Uniformity of color is another important trait to consider when selecting a male for use in a breeding program. If you are trying to produce solid color alpacas you should be very careful to check for uniform color. A white or light male with spots or variegated fiber is more likely to have offspring with multiple colors. Hand spinners do like some fleeces to be variegated but when thinking about a commercial wool production it is very important to keep the light colors as consistent as possible so that dyes attach to the fiber the same throughout the entire lot.
If you are breeding for grey or other mixed color fleeces color uniformity may not be as important when selecting a male.
The amount of guard hair present in the blanket is another consideration. Fleeces that are more uniform in micron (less variation) usually feel softer. Also when they are spun the guard hair will often affect the yarn or end product in a negative way. Some guard hair on the bib or belly is acceptable.
There are two ways to get your alpacas to increase the amount of fleece weight they are producing. The first is to increase the density of the fleece. Density is how tightly packed together the individual fibers of a fleece are.
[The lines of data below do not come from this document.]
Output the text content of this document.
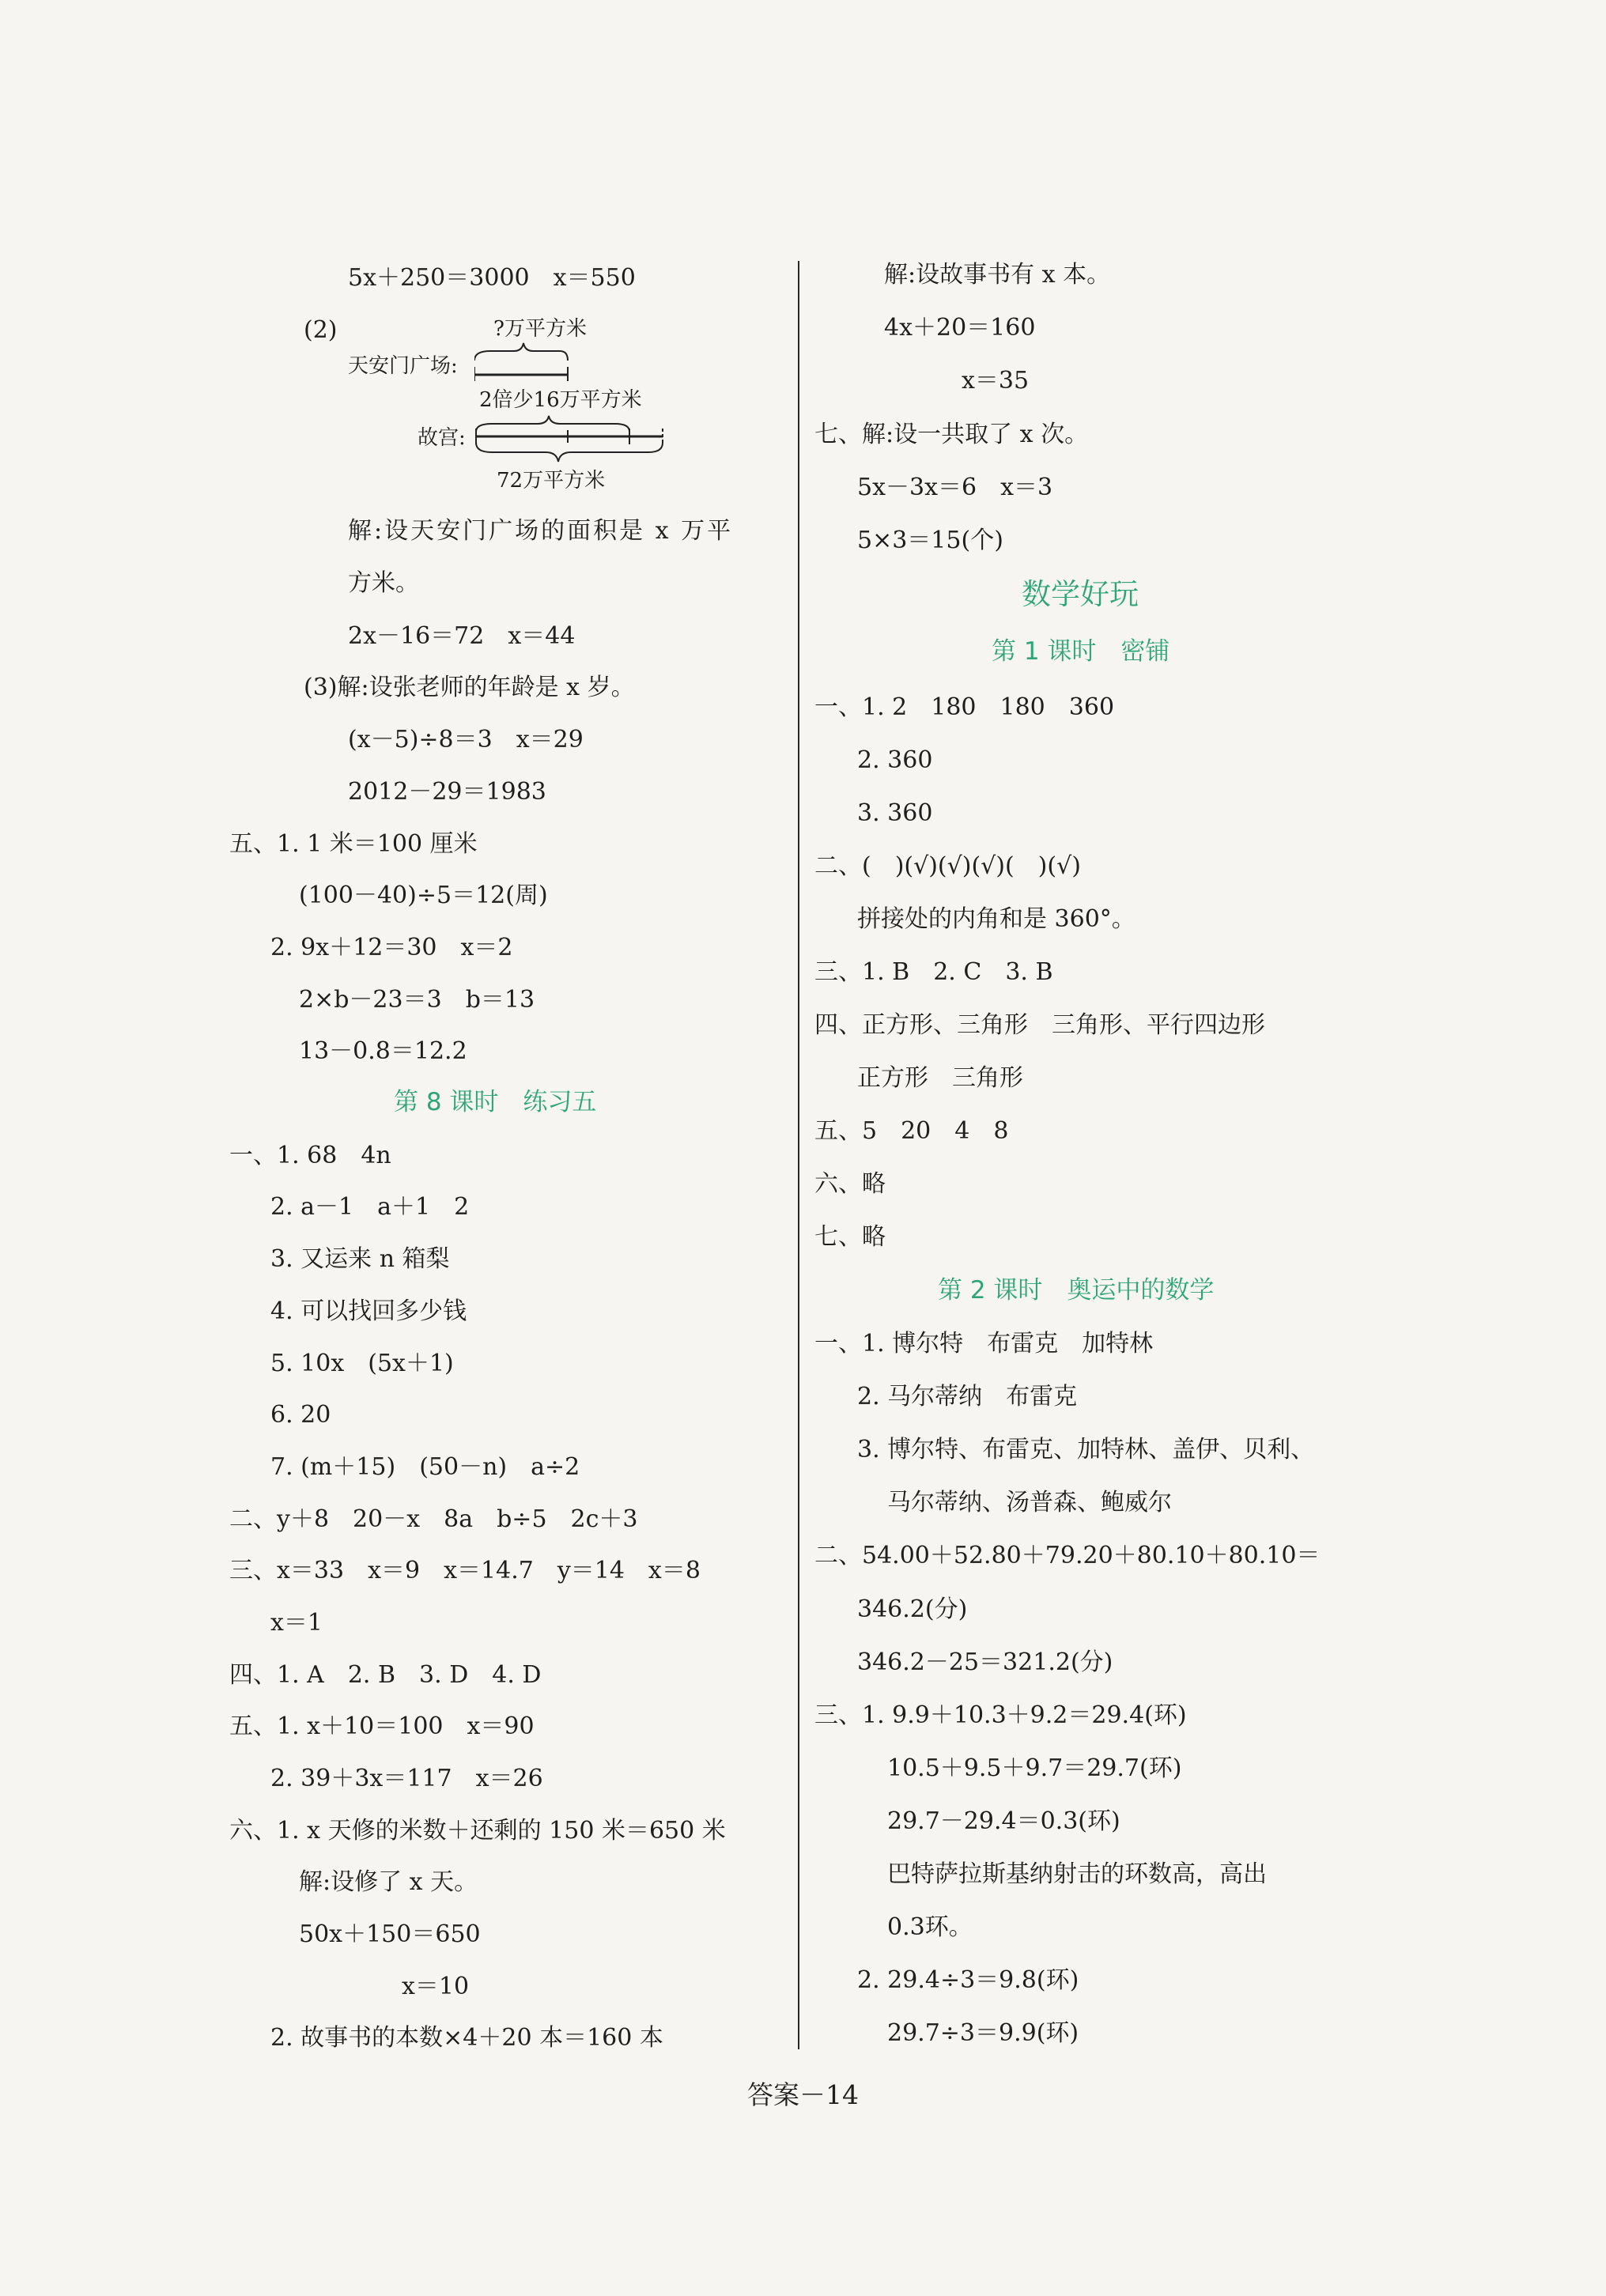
5x＋250＝3000　x＝550
(2)	?万平方米
天安门广场:
2倍少16万平方米
故宫:
72万平方米
解:设天安门广场的面积是 x 万平
方米。
2x－16＝72　x＝44
(3)解:设张老师的年龄是 x 岁。
(x－5)÷8＝3　x＝29
2012－29＝1983
五、1. 1 米＝100 厘米
(100－40)÷5＝12(周)
2. 9x＋12＝30　x＝2
2×b－23＝3　b＝13
13－0.8＝12.2
第 8 课时　练习五
一、1. 68　4n
2. a－1　a＋1　2
3. 又运来 n 箱梨
4. 可以找回多少钱
5. 10x　(5x＋1)
6. 20
7. (m＋15)　(50－n)　a÷2
二、y＋8　20－x　8a　b÷5　2c＋3
三、x＝33　x＝9　x＝14.7　y＝14　x＝8
x＝1
四、1. A　2. B　3. D　4. D
五、1. x＋10＝100　x＝90
2. 39＋3x＝117　x＝26
六、1. x 天修的米数＋还剩的 150 米＝650 米
解:设修了 x 天。
50x＋150＝650
x＝10
2. 故事书的本数×4＋20 本＝160 本
解:设故事书有 x 本。
4x＋20＝160
x＝35
七、解:设一共取了 x 次。
5x－3x＝6　x＝3
5×3＝15(个)
数学好玩
第 1 课时　密铺
一、1. 2　180　180　360
2. 360
3. 360
二、(　)(√)(√)(√)(　)(√)
拼接处的内角和是 360°。
三、1. B　2. C　3. B
四、正方形、三角形　三角形、平行四边形
正方形　三角形
五、5　20　4　8
六、略
七、略
第 2 课时　奥运中的数学
一、1. 博尔特　布雷克　加特林
2. 马尔蒂纳　布雷克
3. 博尔特、布雷克、加特林、盖伊、贝利、
马尔蒂纳、汤普森、鲍威尔
二、54.00＋52.80＋79.20＋80.10＋80.10＝
346.2(分)
346.2－25＝321.2(分)
三、1. 9.9＋10.3＋9.2＝29.4(环)
10.5＋9.5＋9.7＝29.7(环)
29.7－29.4＝0.3(环)
巴特萨拉斯基纳射击的环数高，高出
0.3环。
2. 29.4÷3＝9.8(环)
29.7÷3＝9.9(环)
答案－14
It is one of the hardest fleece characteristics to judge. Since fleece is sold by weight increasing the density will increase the weight and the amount of income from fleece sales.
Increasing the length of fleece that an alpaca can grow is the second way to add fleece weight. It is possible for a huacaya alpaca to grow 6 inches of blanket fleece in 11 months.
In conclusion, it is important to consider what positive and negative traits each alpaca has when selecting alpacas and making breeding decisions. Pay attention to show results but also look at the alpaca’s conformation and fleece traits. There is no perfect male alpaca out there so consider which traits are important to your breeding program and to the female alpacas you have.
Also, do not be obsessed with just one trait. Consider all of the positive and negative traits of each perspective herdsire.